Кротов кашлянул, порылся в карманах и не нашел носового платка.

— Я все видел, — сказал он.

Следователь посмотрел на него непонимающе.

— Что значит «все»?

— Все, что в прошлый раз рассказывал, — объяснил Кротов. — У вас там записано.

Глядя на совершенно поглупевшее лицо Каширина, Кротов упивался реваншем. Потом физиономия следователя постепенно приобрела новое выражение, не совсем понятное Кротову. Во всяком случае, не удовлетворенность, не восхищение и не благодарность. Скорее всего, некий исследовательский интерес.

— Вам действительно угрожали? — спросил Каширин.

— Да нет же, — поморщился Кротов. — Просто заходил один его родственник — он так представился. Симпатичный такой парнишка, вежливый. Очень просил. Сказал, что пострадавший этот, как его, Батенин, ни в чем Новасардова не винит. Что у самого Новасардова жена плачет и рыдает, дети — сироты, и все такое… А что, этот Батенин в самом деле отпустил ему грехи? Как, кстати, этот родственник мой адрес узнал? Это не вы ему, случайно, подсказали?

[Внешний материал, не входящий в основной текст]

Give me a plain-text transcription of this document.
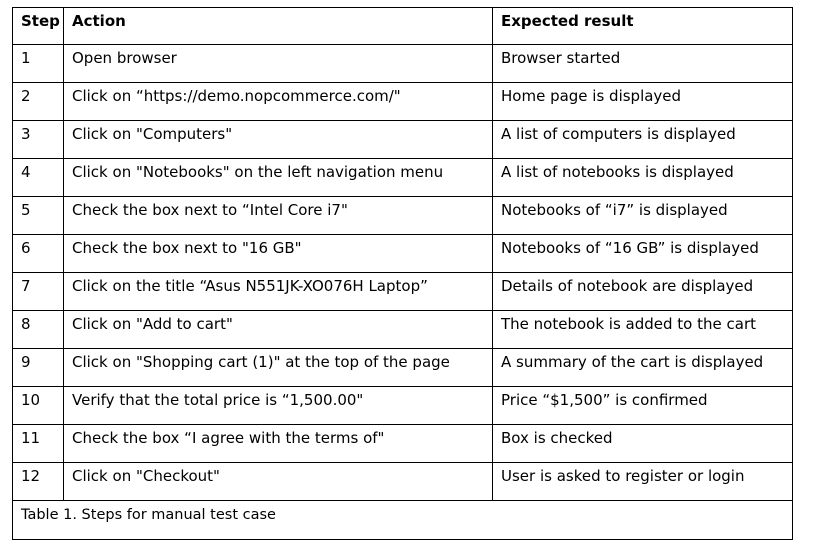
Step	Action	Expected result
1	Open browser	Browser started
2	Click on “https://demo.nopcommerce.com/"	Home page is displayed
3	Click on "Computers"	A list of computers is displayed
4	Click on "Notebooks" on the left navigation menu	A list of notebooks is displayed
5	Check the box next to “Intel Core i7"	Notebooks of “i7” is displayed
6	Check the box next to "16 GB"	Notebooks of “16 GB” is displayed
7	Click on the title “Asus N551JK-XO076H Laptop”	Details of notebook are displayed
8	Click on "Add to cart"	The notebook is added to the cart
9	Click on "Shopping cart (1)" at the top of the page	A summary of the cart is displayed
10	Verify that the total price is “1,500.00"	Price “$1,500” is confirmed
11	Check the box “I agree with the terms of"	Box is checked
12	Click on "Checkout"	User is asked to register or login
Table 1. Steps for manual test case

— Ваш адрес не только в уголовном деле имеется, — не очень понятно ответил Каширин. — А Батенин на Новасардова действительно показаний не дает. Не знаю, как они к нему ход нашли. Через медперсонал, что ли… Заплатить пообещали хорошо или дорезать до конца! Говорит, не знаю, кто пырнул. Темно было. По этому Батенину тоже тюрьма плачет.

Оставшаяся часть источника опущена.